The alteration of mitophagy was broadly reported in the studies regarding BPH. In aging mice, specifically those aged 12 and 24 months, a reduction in Parkin phosphorylation levels was observed in comparison to young controls aged 8 weeks. In addition, the number of MLROs appeared to be significantly decreased under the electron microscopy analysis, revealing reduced mitophagy.21 Moreover, a novel study utilized the prostate organoid to explore the mitochondrial dysfunction in BPH. The results demonstrated a reduction of PINK1 and Parkin in lipopolysaccharide (LPS) treated BPH organoid, resulting in the accumulation of damaged mitochondria. Nevertheless, the application of Kaempferol, a flavonoid present in diverse plants including broccoli and spinach, mitophagy was dramatically restored and confronted the development of BPH.59

In summary, the dynamic network consisting of these intricate actions collaborates to maintain mitochondrial homeostasis under conditions of energy deprivation or in the context of mitochondrial perturbation. Figure 1 demonstrates the regulation of mitochondrial homeostasis, which is implicated in the pathogenesis of BPH. Figure 1 was created by BioRender software (www.biorender.com).
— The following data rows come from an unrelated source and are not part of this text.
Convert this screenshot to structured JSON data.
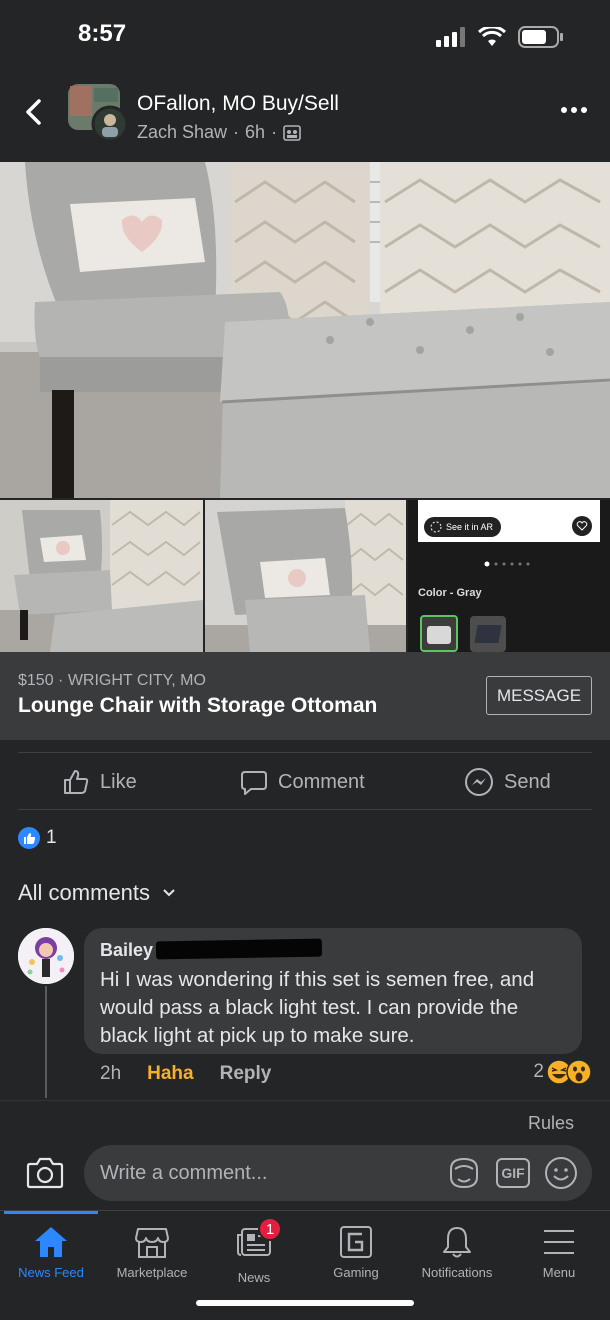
{
  "status_bar": {
    "time": "8:57"
  },
  "header": {
    "group_name": "OFallon, MO Buy/Sell",
    "author": "Zach Shaw",
    "time_ago": "6h"
  },
  "colors": {
    "accent": "#2d88ff",
    "background": "#242526",
    "surface": "#3a3b3c",
    "haha": "#f7b125",
    "badge": "#e41e3f"
  },
  "photo_panel": {
    "ar_label": "See it in AR",
    "color_label": "Color - Gray"
  },
  "listing": {
    "price_location": "$150 · WRIGHT CITY, MO",
    "title": "Lounge Chair with Storage Ottoman",
    "message_label": "MESSAGE"
  },
  "actions": {
    "like": "Like",
    "comment": "Comment",
    "send": "Send"
  },
  "reactions": {
    "count": "1"
  },
  "comments": {
    "header": "All comments",
    "items": [
      {
        "author": "Bailey",
        "text": "Hi I was wondering if this set is semen free, and would pass a black light test. I can provide the black light at pick up to make sure.",
        "time": "2h",
        "haha_label": "Haha",
        "reply_label": "Reply",
        "reaction_count": "2"
      }
    ]
  },
  "composer": {
    "rules": "Rules",
    "placeholder": "Write a comment...",
    "gif_label": "GIF"
  },
  "tabbar": {
    "items": [
      {
        "label": "News Feed",
        "icon": "home-icon",
        "active": true
      },
      {
        "label": "Marketplace",
        "icon": "marketplace-icon"
      },
      {
        "label": "News",
        "icon": "news-icon",
        "badge": "1"
      },
      {
        "label": "Gaming",
        "icon": "gaming-icon"
      },
      {
        "label": "Notifications",
        "icon": "bell-icon"
      },
      {
        "label": "Menu",
        "icon": "menu-icon"
      }
    ]
  }
}
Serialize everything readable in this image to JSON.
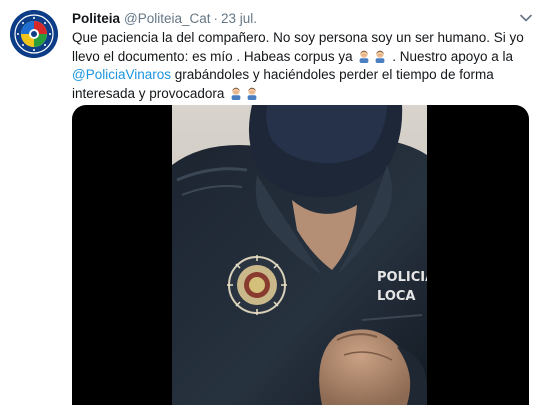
{
  "author": {
    "name": "Politeia",
    "handle": "@Politeia_Cat",
    "separator": "·",
    "date": "23 jul."
  },
  "tweet": {
    "line1": "Que paciencia la del compañero. No soy persona soy un ser humano. Si yo",
    "line2_a": "llevo el documento:  es mío . Habeas corpus ya",
    "line2_b": ". Nuestro apoyo a la",
    "mention": "@PoliciaVinaros",
    "line3_b": " grabándoles y haciéndoles perder el tiempo de forma",
    "line4": "interesada y provocadora"
  },
  "video": {
    "sleeve_text_1": "POLICIA",
    "sleeve_text_2": "LOCA"
  },
  "icons": {
    "caret": "chevron-down-icon",
    "emoji": "man-facepalming-icon"
  },
  "colors": {
    "link": "#1b95e0",
    "muted": "#657786",
    "text": "#14171a",
    "avatar_bg": "#0b3f8a"
  }
}
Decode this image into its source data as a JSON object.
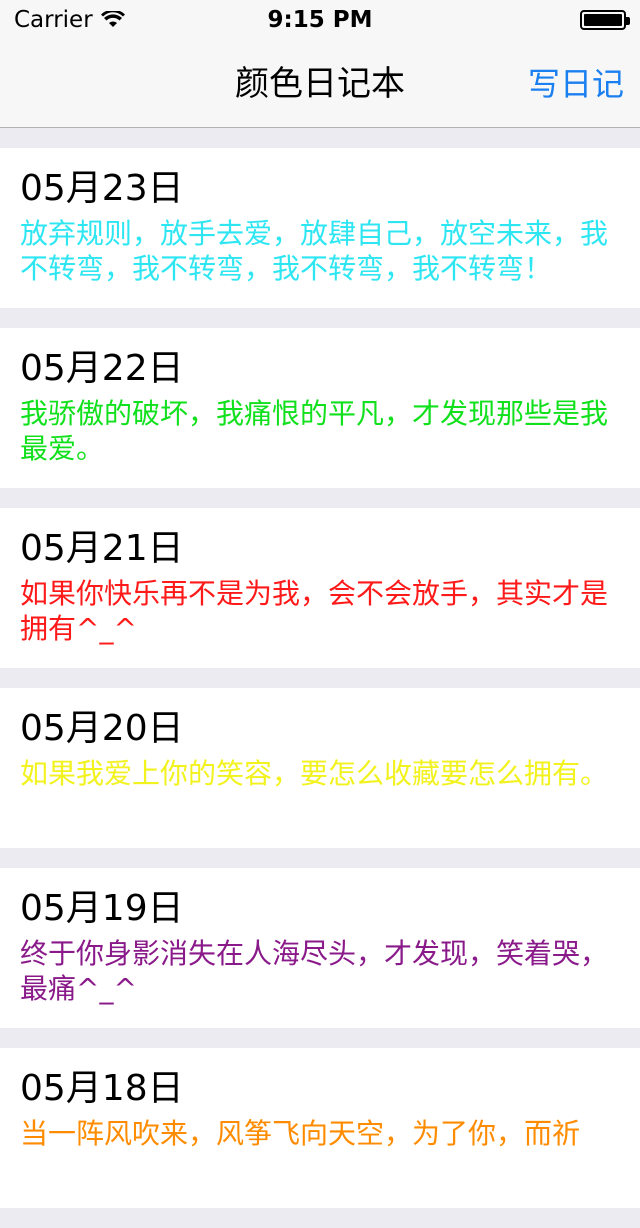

Figure 1: Schematic overview of the key mitochondrial processes implicated in BPH

Energy metabolism within the mitochondria is driven by the tricarboxylic acid (TCA) cycle and oxidative phosphorylation, resulting in ATP generation. Mitochondrial biogenesis is regulated by transcriptional coactivators and factors, including PGC-1α, Nrf-1/2, and TFAM, which coordinate the replication and transcription of mitochondrial DNA. Mitochondrial dynamics involve fission (mediated by DRP1, MID49/51) and fusion (controlled by MFN1, MFN2, and OPA1), maintaining organelle morphology, distribution, and quality control. Damaged or dysfunctional mitochondria undergo selective degradation via PINK1-Parkin mediated pathways, which can involve mitochondrial-derived vesicles (MDVs), vesicular interactions with lysosomes (VDIM), and mitochondrial-lysosomal repair organelles (MLROs). Collectively, these interconnected processes maintain mitochondrial integrity, bioenergetics, and turnover in the context of BPH, underscoring their potential as therapeutic targets.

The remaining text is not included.